One of the best ways to control people is to control how and what they think. Warren Jeffs, like many cult leaders before him, knows this well. Seems he may have learned it from his father, who forbade higher education after he became prophet. This allowed him to keep dangerous things like reading and critical thinking in check.
Now, as Angie Jackson often points out, you can be highly educated and still fall for cult nonsense. But it’s far easier to maintain a hold on people if they’re not exposed to outside information.
Warren’s about to take that much further.
Content Note: Educational neglect, child abuse, spiritual abuse
Forbidding any higher education within the community means there’s soon a shortage of teachers for the elementary and high schools. They’ll need to start recruiting from outside the FLDS community, but the salaries are too low to attract anyone. Even with some families homeschooling, the existing teachers are flooded with far too many students. Something has to give – and Carolyn thinks she has the solution when Arizona starts funding charter schools. After some research, Carolyn figures that with the state funding they would get per student, they could easily afford to hire good teachers. So she and some of her fellow teachers begin working on a proposal. Surprisingly, she gets support from Merril, who tells her she’s got a good idea and that he’ll talk to the prophet about it.
Meanwhile, to relieve the pressure on the existing teachers, Carolyn suggests using computers for students to do reading and math drills. She could even do the necessary software development. The school superintendent thinks this is awesome and jumps aboard the charter school train.
Their proposal makes it past the first hurdles, and so Carolyn and her fellow teachers end up in Phoenix to present it. They’re up against a hundred other potential charter schools, most developed by high-ranking educational professionals. Competition is fierce, and almost all of the presenters before them get turned down. But they sail through to approval: the board is extremely impressed by their assessment plan and innovative ideas. All they have to do is build the school building in time, and the FLDS folks are old hands at putting buildings up fast. Carolyn and her team are elated. Even Merril’s impressed. He goes to tell Uncle Rulon about their victory.
But then Warren gets wind of it. And he doesn’t like it.
- It will be a school run by professionals, with professional teachers, unlike his school, where only two teachers have actual degrees and some don’t even have a high school diploma.
- Kids won’t have “learning” beaten into them with yardsticks, the way he does it.

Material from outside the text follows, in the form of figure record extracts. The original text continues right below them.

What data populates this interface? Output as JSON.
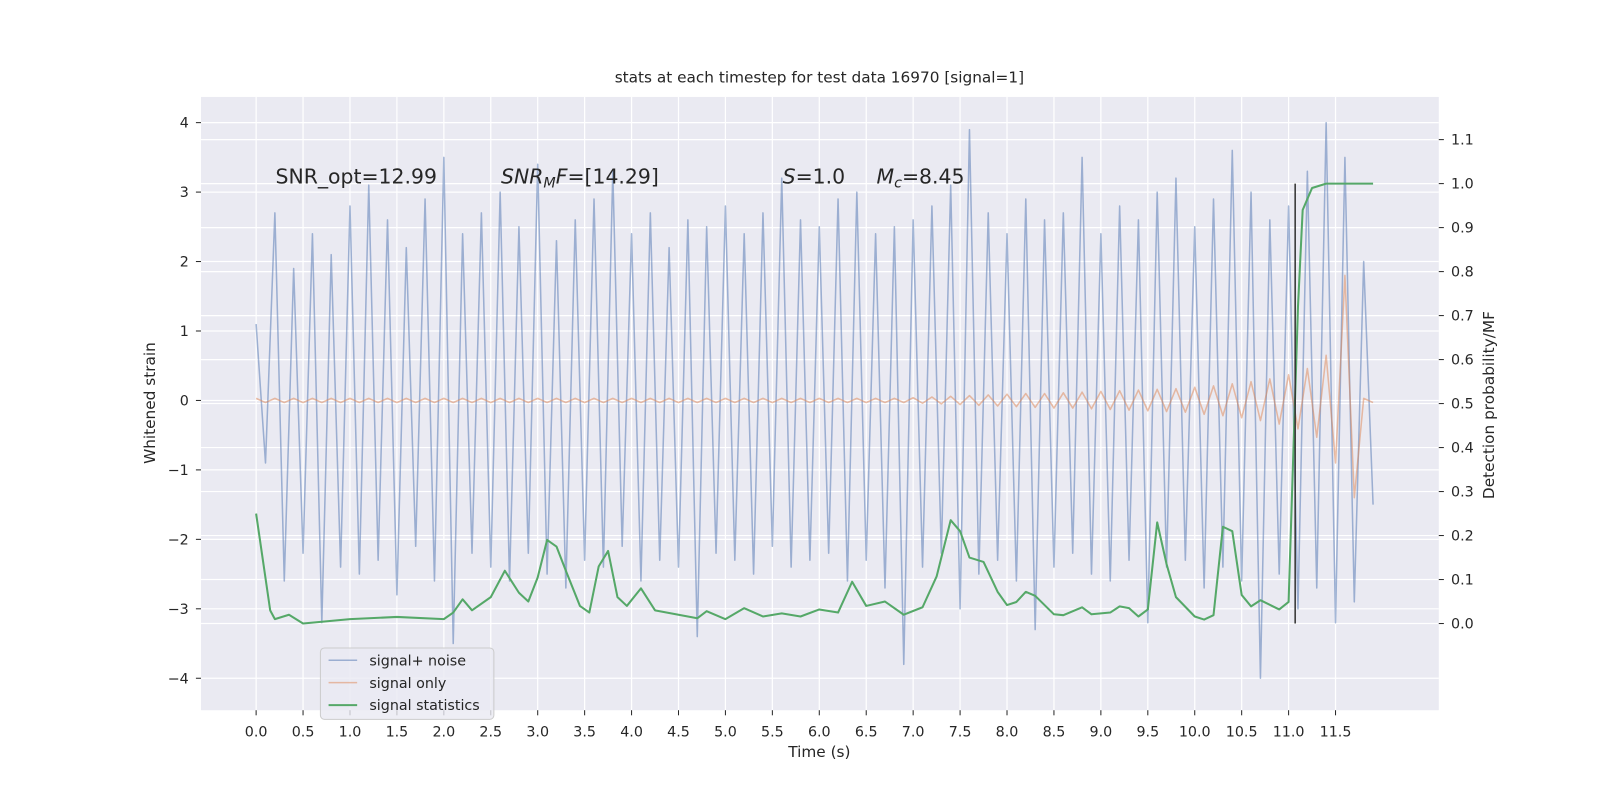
{
  "chart_data": {
    "type": "line",
    "title": "stats at each timestep for test data 16970 [signal=1]",
    "xlabel": "Time (s)",
    "ylabel": "Whitened strain",
    "y2label": "Detection probability/MF",
    "xlim": [
      -0.587,
      12.6
    ],
    "ylim": [
      -4.46,
      4.37
    ],
    "y2lim": [
      -0.197,
      1.197
    ],
    "xticks": [
      {
        "value": 0,
        "label": "0.0"
      },
      {
        "value": 0.5,
        "label": "0.5"
      },
      {
        "value": 1,
        "label": "1.0"
      },
      {
        "value": 1.5,
        "label": "1.5"
      },
      {
        "value": 2,
        "label": "2.0"
      },
      {
        "value": 2.5,
        "label": "2.5"
      },
      {
        "value": 3,
        "label": "3.0"
      },
      {
        "value": 3.5,
        "label": "3.5"
      },
      {
        "value": 4,
        "label": "4.0"
      },
      {
        "value": 4.5,
        "label": "4.5"
      },
      {
        "value": 5,
        "label": "5.0"
      },
      {
        "value": 5.5,
        "label": "5.5"
      },
      {
        "value": 6,
        "label": "6.0"
      },
      {
        "value": 6.5,
        "label": "6.5"
      },
      {
        "value": 7,
        "label": "7.0"
      },
      {
        "value": 7.5,
        "label": "7.5"
      },
      {
        "value": 8,
        "label": "8.0"
      },
      {
        "value": 8.5,
        "label": "8.5"
      },
      {
        "value": 9,
        "label": "9.0"
      },
      {
        "value": 9.5,
        "label": "9.5"
      },
      {
        "value": 10,
        "label": "10.0"
      },
      {
        "value": 10.5,
        "label": "10.5"
      },
      {
        "value": 11,
        "label": "11.0"
      },
      {
        "value": 11.5,
        "label": "11.5"
      }
    ],
    "yticks": [
      {
        "value": -4,
        "label": "−4"
      },
      {
        "value": -3,
        "label": "−3"
      },
      {
        "value": -2,
        "label": "−2"
      },
      {
        "value": -1,
        "label": "−1"
      },
      0,
      1,
      2,
      3,
      4
    ],
    "y2ticks": [
      {
        "value": 0,
        "label": "0.0"
      },
      {
        "value": 0.1,
        "label": "0.1"
      },
      {
        "value": 0.2,
        "label": "0.2"
      },
      {
        "value": 0.3,
        "label": "0.3"
      },
      {
        "value": 0.4,
        "label": "0.4"
      },
      {
        "value": 0.5,
        "label": "0.5"
      },
      {
        "value": 0.6,
        "label": "0.6"
      },
      {
        "value": 0.7,
        "label": "0.7"
      },
      {
        "value": 0.8,
        "label": "0.8"
      },
      {
        "value": 0.9,
        "label": "0.9"
      },
      {
        "value": 1,
        "label": "1.0"
      },
      {
        "value": 1.1,
        "label": "1.1"
      }
    ],
    "grid": true,
    "legend": "lower left",
    "series": [
      {
        "name": "signal+ noise",
        "color": "#4c72b0",
        "alpha": 0.5,
        "x": [
          0,
          0.1,
          0.2,
          0.3,
          0.4,
          0.5,
          0.6,
          0.7,
          0.8,
          0.9,
          1,
          1.1,
          1.2,
          1.3,
          1.4,
          1.5,
          1.6,
          1.7,
          1.8,
          1.9,
          2,
          2.1,
          2.2,
          2.3,
          2.4,
          2.5,
          2.6,
          2.7,
          2.8,
          2.9,
          3,
          3.1,
          3.2,
          3.3,
          3.4,
          3.5,
          3.6,
          3.7,
          3.8,
          3.9,
          4,
          4.1,
          4.2,
          4.3,
          4.4,
          4.5,
          4.6,
          4.7,
          4.8,
          4.9,
          5,
          5.1,
          5.2,
          5.3,
          5.4,
          5.5,
          5.6,
          5.7,
          5.8,
          5.9,
          6,
          6.1,
          6.2,
          6.3,
          6.4,
          6.5,
          6.6,
          6.7,
          6.8,
          6.9,
          7,
          7.1,
          7.2,
          7.3,
          7.4,
          7.5,
          7.6,
          7.7,
          7.8,
          7.9,
          8,
          8.1,
          8.2,
          8.3,
          8.4,
          8.5,
          8.6,
          8.7,
          8.8,
          8.9,
          9,
          9.1,
          9.2,
          9.3,
          9.4,
          9.5,
          9.6,
          9.7,
          9.8,
          9.9,
          10,
          10.1,
          10.2,
          10.3,
          10.4,
          10.5,
          10.6,
          10.7,
          10.8,
          10.9,
          11,
          11.1,
          11.2,
          11.3,
          11.4,
          11.5,
          11.6,
          11.7,
          11.8,
          11.9
        ],
        "values": [
          1.1,
          -0.9,
          2.7,
          -2.6,
          1.9,
          -2.2,
          2.4,
          -3.2,
          2.1,
          -2.4,
          2.8,
          -2.5,
          3.1,
          -2.3,
          2.6,
          -2.8,
          2.2,
          -2.1,
          2.9,
          -2.6,
          3.5,
          -3.5,
          2.4,
          -2.2,
          2.7,
          -2.4,
          3.0,
          -2.6,
          2.5,
          -2.2,
          3.4,
          -2.5,
          2.3,
          -2.7,
          2.6,
          -2.3,
          2.9,
          -2.4,
          3.3,
          -2.1,
          2.4,
          -2.6,
          2.7,
          -2.3,
          2.2,
          -2.4,
          2.6,
          -3.4,
          2.5,
          -2.2,
          2.8,
          -2.3,
          2.4,
          -2.5,
          2.7,
          -2.1,
          3.2,
          -2.4,
          2.6,
          -2.3,
          2.5,
          -2.2,
          2.9,
          -2.6,
          3.0,
          -2.3,
          2.4,
          -2.7,
          2.5,
          -3.8,
          2.6,
          -2.4,
          2.8,
          -2.2,
          3.1,
          -3.0,
          3.9,
          -2.5,
          2.7,
          -2.3,
          2.4,
          -2.6,
          2.9,
          -3.3,
          2.6,
          -2.4,
          2.7,
          -2.2,
          3.5,
          -2.5,
          2.4,
          -2.6,
          2.8,
          -2.3,
          2.6,
          -3.2,
          3.0,
          -2.4,
          3.2,
          -2.3,
          2.5,
          -2.7,
          2.9,
          -2.4,
          3.6,
          -2.6,
          3.0,
          -4.0,
          2.6,
          -2.5,
          2.8,
          -3.0,
          3.3,
          -2.7,
          4.0,
          -3.2,
          3.5,
          -2.9,
          2.0,
          -1.5
        ]
      },
      {
        "name": "signal only",
        "color": "#dd8452",
        "alpha": 0.5,
        "x": [
          0,
          0.1,
          0.2,
          0.3,
          0.4,
          0.5,
          0.6,
          0.7,
          0.8,
          0.9,
          1,
          1.1,
          1.2,
          1.3,
          1.4,
          1.5,
          1.6,
          1.7,
          1.8,
          1.9,
          2,
          2.1,
          2.2,
          2.3,
          2.4,
          2.5,
          2.6,
          2.7,
          2.8,
          2.9,
          3,
          3.1,
          3.2,
          3.3,
          3.4,
          3.5,
          3.6,
          3.7,
          3.8,
          3.9,
          4,
          4.1,
          4.2,
          4.3,
          4.4,
          4.5,
          4.6,
          4.7,
          4.8,
          4.9,
          5,
          5.1,
          5.2,
          5.3,
          5.4,
          5.5,
          5.6,
          5.7,
          5.8,
          5.9,
          6,
          6.1,
          6.2,
          6.3,
          6.4,
          6.5,
          6.6,
          6.7,
          6.8,
          6.9,
          7,
          7.1,
          7.2,
          7.3,
          7.4,
          7.5,
          7.6,
          7.7,
          7.8,
          7.9,
          8,
          8.1,
          8.2,
          8.3,
          8.4,
          8.5,
          8.6,
          8.7,
          8.8,
          8.9,
          9,
          9.1,
          9.2,
          9.3,
          9.4,
          9.5,
          9.6,
          9.7,
          9.8,
          9.9,
          10,
          10.1,
          10.2,
          10.3,
          10.4,
          10.5,
          10.6,
          10.7,
          10.8,
          10.9,
          11,
          11.1,
          11.2,
          11.3,
          11.4,
          11.5,
          11.6,
          11.7,
          11.8,
          11.9
        ],
        "values": [
          0.03,
          -0.03,
          0.03,
          -0.03,
          0.03,
          -0.03,
          0.03,
          -0.03,
          0.03,
          -0.03,
          0.03,
          -0.03,
          0.03,
          -0.03,
          0.03,
          -0.03,
          0.03,
          -0.03,
          0.03,
          -0.03,
          0.03,
          -0.03,
          0.03,
          -0.03,
          0.03,
          -0.03,
          0.03,
          -0.03,
          0.03,
          -0.03,
          0.03,
          -0.03,
          0.03,
          -0.03,
          0.03,
          -0.03,
          0.03,
          -0.03,
          0.03,
          -0.03,
          0.03,
          -0.03,
          0.03,
          -0.03,
          0.03,
          -0.03,
          0.03,
          -0.03,
          0.03,
          -0.03,
          0.03,
          -0.03,
          0.03,
          -0.03,
          0.03,
          -0.03,
          0.03,
          -0.03,
          0.03,
          -0.03,
          0.03,
          -0.03,
          0.03,
          -0.03,
          0.03,
          -0.03,
          0.03,
          -0.03,
          0.03,
          -0.03,
          0.04,
          -0.04,
          0.05,
          -0.05,
          0.06,
          -0.06,
          0.07,
          -0.07,
          0.08,
          -0.08,
          0.09,
          -0.09,
          0.1,
          -0.1,
          0.1,
          -0.11,
          0.11,
          -0.11,
          0.12,
          -0.12,
          0.13,
          -0.13,
          0.14,
          -0.14,
          0.15,
          -0.15,
          0.16,
          -0.16,
          0.17,
          -0.17,
          0.19,
          -0.2,
          0.21,
          -0.22,
          0.24,
          -0.25,
          0.27,
          -0.29,
          0.31,
          -0.34,
          0.37,
          -0.41,
          0.46,
          -0.53,
          0.65,
          -0.9,
          1.8,
          -1.4,
          0.03,
          -0.03
        ]
      },
      {
        "name": "signal statistics",
        "color": "#55a868",
        "axis": "y2",
        "x": [
          0,
          0.15,
          0.2,
          0.35,
          0.5,
          1,
          1.5,
          2,
          2.1,
          2.2,
          2.3,
          2.5,
          2.65,
          2.8,
          2.9,
          3,
          3.1,
          3.2,
          3.3,
          3.45,
          3.55,
          3.65,
          3.75,
          3.85,
          3.95,
          4.1,
          4.25,
          4.5,
          4.7,
          4.8,
          5,
          5.2,
          5.4,
          5.6,
          5.8,
          6,
          6.2,
          6.35,
          6.5,
          6.7,
          6.9,
          7.1,
          7.25,
          7.4,
          7.5,
          7.6,
          7.75,
          7.9,
          8,
          8.1,
          8.2,
          8.3,
          8.5,
          8.6,
          8.8,
          8.9,
          9.1,
          9.2,
          9.3,
          9.4,
          9.5,
          9.6,
          9.7,
          9.8,
          10,
          10.1,
          10.2,
          10.3,
          10.4,
          10.5,
          10.6,
          10.7,
          10.9,
          11,
          11.1,
          11.15,
          11.25,
          11.4,
          11.9
        ],
        "values": [
          0.25,
          0.03,
          0.01,
          0.02,
          0.0,
          0.01,
          0.015,
          0.01,
          0.025,
          0.055,
          0.03,
          0.06,
          0.12,
          0.07,
          0.05,
          0.105,
          0.19,
          0.175,
          0.12,
          0.04,
          0.025,
          0.13,
          0.165,
          0.06,
          0.04,
          0.08,
          0.03,
          0.02,
          0.012,
          0.028,
          0.01,
          0.035,
          0.016,
          0.023,
          0.016,
          0.032,
          0.025,
          0.095,
          0.04,
          0.05,
          0.02,
          0.037,
          0.107,
          0.235,
          0.21,
          0.15,
          0.14,
          0.072,
          0.042,
          0.049,
          0.072,
          0.063,
          0.021,
          0.019,
          0.037,
          0.021,
          0.025,
          0.039,
          0.035,
          0.016,
          0.032,
          0.23,
          0.135,
          0.06,
          0.016,
          0.009,
          0.019,
          0.22,
          0.21,
          0.065,
          0.039,
          0.053,
          0.032,
          0.049,
          0.72,
          0.94,
          0.99,
          1.0,
          1.0
        ]
      }
    ],
    "marker": {
      "x": 11.07,
      "y2": [
        0.0,
        1.0
      ],
      "color": "#333333"
    },
    "annotations": [
      {
        "parts": [
          {
            "text": "SNR_opt=12.99"
          }
        ]
      },
      {
        "parts": [
          {
            "text": "SNR",
            "style": "italic"
          },
          {
            "text": "M",
            "style": "sub"
          },
          {
            "text": "F",
            "style": "italic"
          },
          {
            "text": "=[14.29]"
          }
        ]
      },
      {
        "parts": [
          {
            "text": "S",
            "style": "italic"
          },
          {
            "text": "=1.0"
          }
        ]
      },
      {
        "parts": [
          {
            "text": "M",
            "style": "italic"
          },
          {
            "text": "c",
            "style": "sub"
          },
          {
            "text": "=8.45"
          }
        ]
      }
    ]
  }
}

- The charter school will make liberal use of computers. Warren has banned computers.
- The children will be well-educated, which means they can read things he doesn’t want them to read, and think things he doesn’t want them to think.
Needless to say, he’s not a fan. And because by now he’s pretty much in control of his father, Uncle Rulon is also not a fan. As far as Carolyn knows, Merril doesn’t even attempt to change Rulon’s mind. He just accepts the verdict and forbids Carolyn from having anything more to do with it.
I was furious. My anger touched a core in me that burst into flame. For the first time, I began to see how religion could suppress something positive and life-giving. Failure to educate our children was unconscionable.
Carolyn is so distraught that she can’t continue her teaching career – she quits at the end of the school year. She can’t be a teacher while Warren is prophet in all but name. Still.
I didn’t think about what might happen after his father died. No one really expected Warren to become the next prophet. I certainly didn’t. He was too much of a nobody.
When you’re dealing with a “nobody” who’s as cunning and power-hungry as Warren Jeffs, though, you can’t take their failure for granted. That’s a lesson we should all endeavor to remember.